Now, in addition to sending visitors to Amazon to buy that top-rated multivitamin (and sending Amazon a healthy percentage of its revenue), Labdoor has begun experimenting with direct sales, fulfilling orders itself or else sending them directly to the products’ manufacturers, which it aims to do more of.

“Part of the issue is routine quality control. We want to make sure your fish oil is fresh,” Thanedar says.

It also wants to start testing — and directly selling — cosmetics, personal care products like sunscreens, and baby food — “anything that people buy based on brand loyalty versus the actual content of the products,” says Thanedar.

Like Amazon itself, it wants you to start buying these things on a subscription basis, too.

But first things first. Thanedar says his 13-person company plans to use its new funding to open up its own dedicated lab in Northern California. (Currently, it outsources its work to a handful of regional, FDA-registered labs.)

That shouldn’t be as hard as it sounds.
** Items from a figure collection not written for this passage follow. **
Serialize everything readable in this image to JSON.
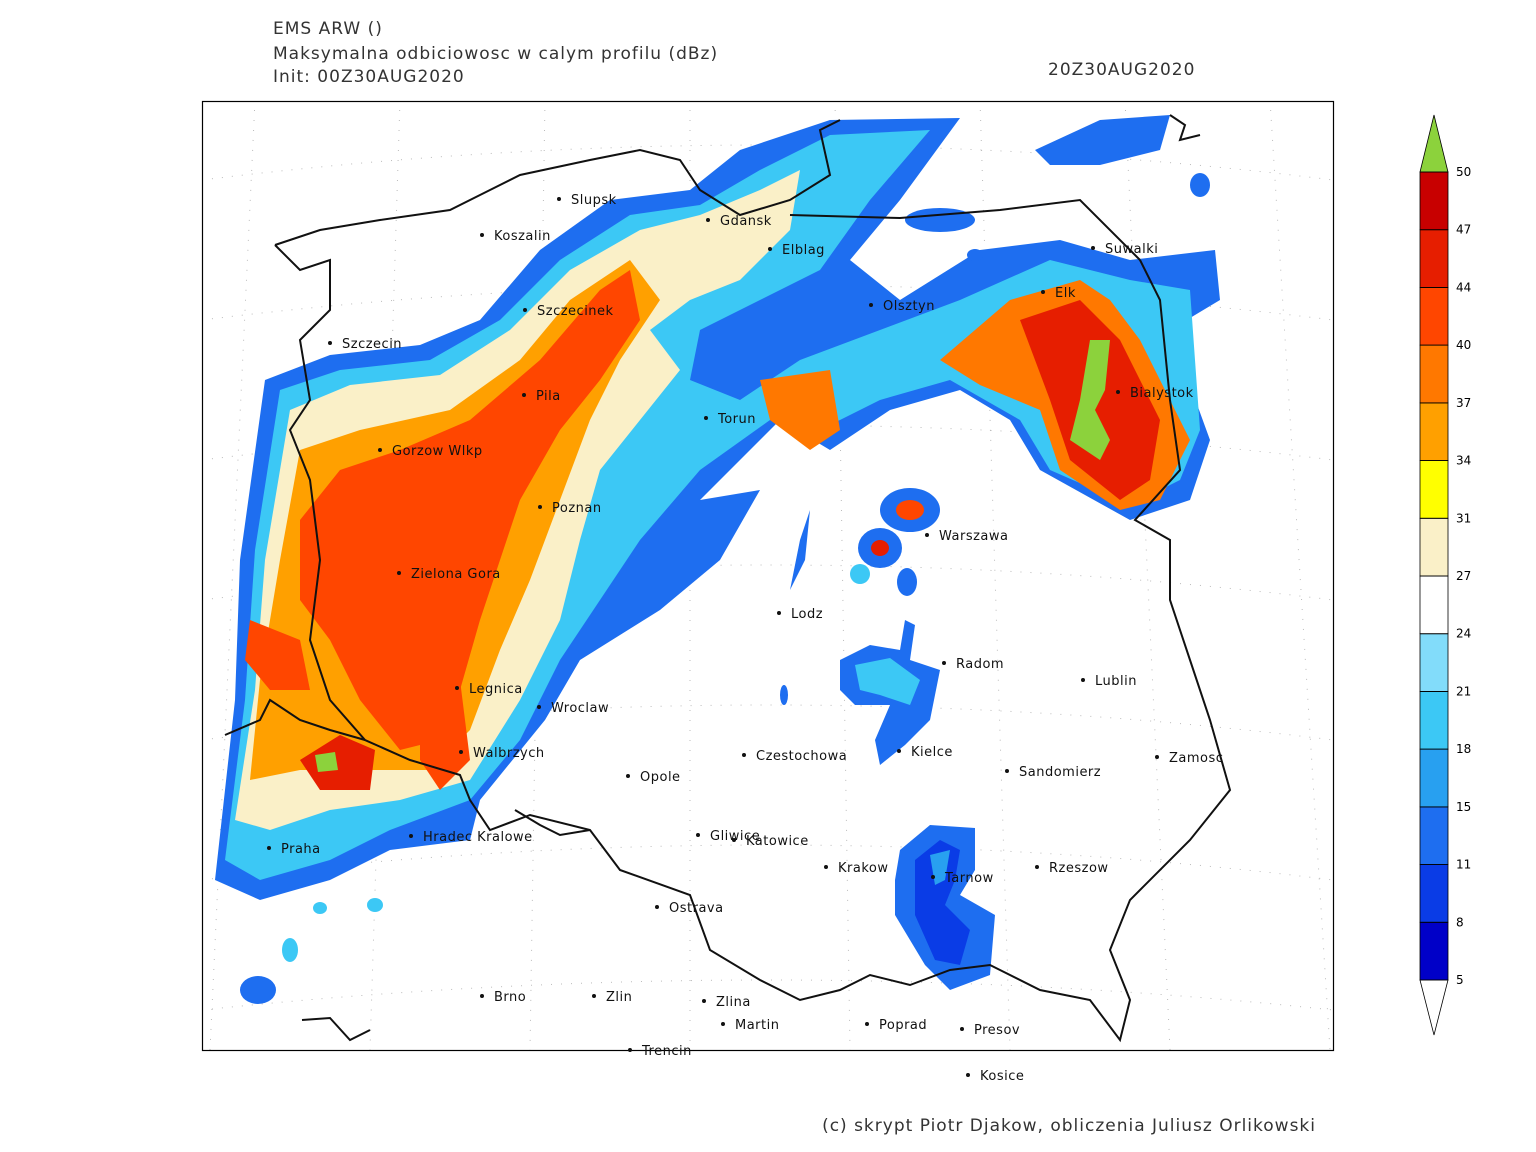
{
  "header": {
    "title": "EMS ARW ()",
    "subtitle": "Maksymalna odbiciowosc w calym profilu (dBz)",
    "init": "Init: 00Z30AUG2020",
    "valid_time": "20Z30AUG2020"
  },
  "cities": [
    "Slupsk",
    "Koszalin",
    "Gdansk",
    "Elblag",
    "Suwalki",
    "Szczecinek",
    "Olsztyn",
    "Elk",
    "Szczecin",
    "Pila",
    "Bialystok",
    "Torun",
    "Gorzow Wlkp",
    "Poznan",
    "Warszawa",
    "Zielona Gora",
    "Lodz",
    "Radom",
    "Lublin",
    "Legnica",
    "Wroclaw",
    "Walbrzych",
    "Czestochowa",
    "Kielce",
    "Zamosc",
    "Opole",
    "Sandomierz",
    "Hradec Kralowe",
    "Gliwice",
    "Katowice",
    "Praha",
    "Krakow",
    "Rzeszow",
    "Tarnow",
    "Ostrava",
    "Brno",
    "Zlin",
    "Zlina",
    "Martin",
    "Poprad",
    "Presov",
    "Trencin",
    "Kosice"
  ],
  "colorbar": {
    "levels": [
      5,
      8,
      11,
      15,
      18,
      21,
      24,
      27,
      31,
      34,
      37,
      40,
      44,
      47,
      50
    ],
    "colors": [
      "#0000c8",
      "#0a3ce6",
      "#1e6ef0",
      "#28a0f0",
      "#3cc8f5",
      "#82dcfa",
      "#ffffff",
      "#faf0c8",
      "#ffff00",
      "#ffa000",
      "#ff7800",
      "#ff4600",
      "#e61e00",
      "#c80000"
    ],
    "over_color": "#8cd23c",
    "under_color": "#ffffff"
  },
  "footer": {
    "credit": "(c) skrypt Piotr Djakow, obliczenia Juliusz Orlikowski"
  }
}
The company is already operating out of a 9,000-square-foot warehouse and plans to carve out 2,000 square feet for its tests.

It also wants to get to 30 employees, the number of people who Thanedar projects the company will need to begin testing up to 100 different products each month.

Not last, Labdoor is aiming to bolster its users, including, largely through SEO and by creating more original content. Thanedar says that roughly five million people have visited the site to date to either research a product or buy it directly, producing around $1 million in revenue so far in this year.

If he has his way, that number should be increasingly dramatically soon, too.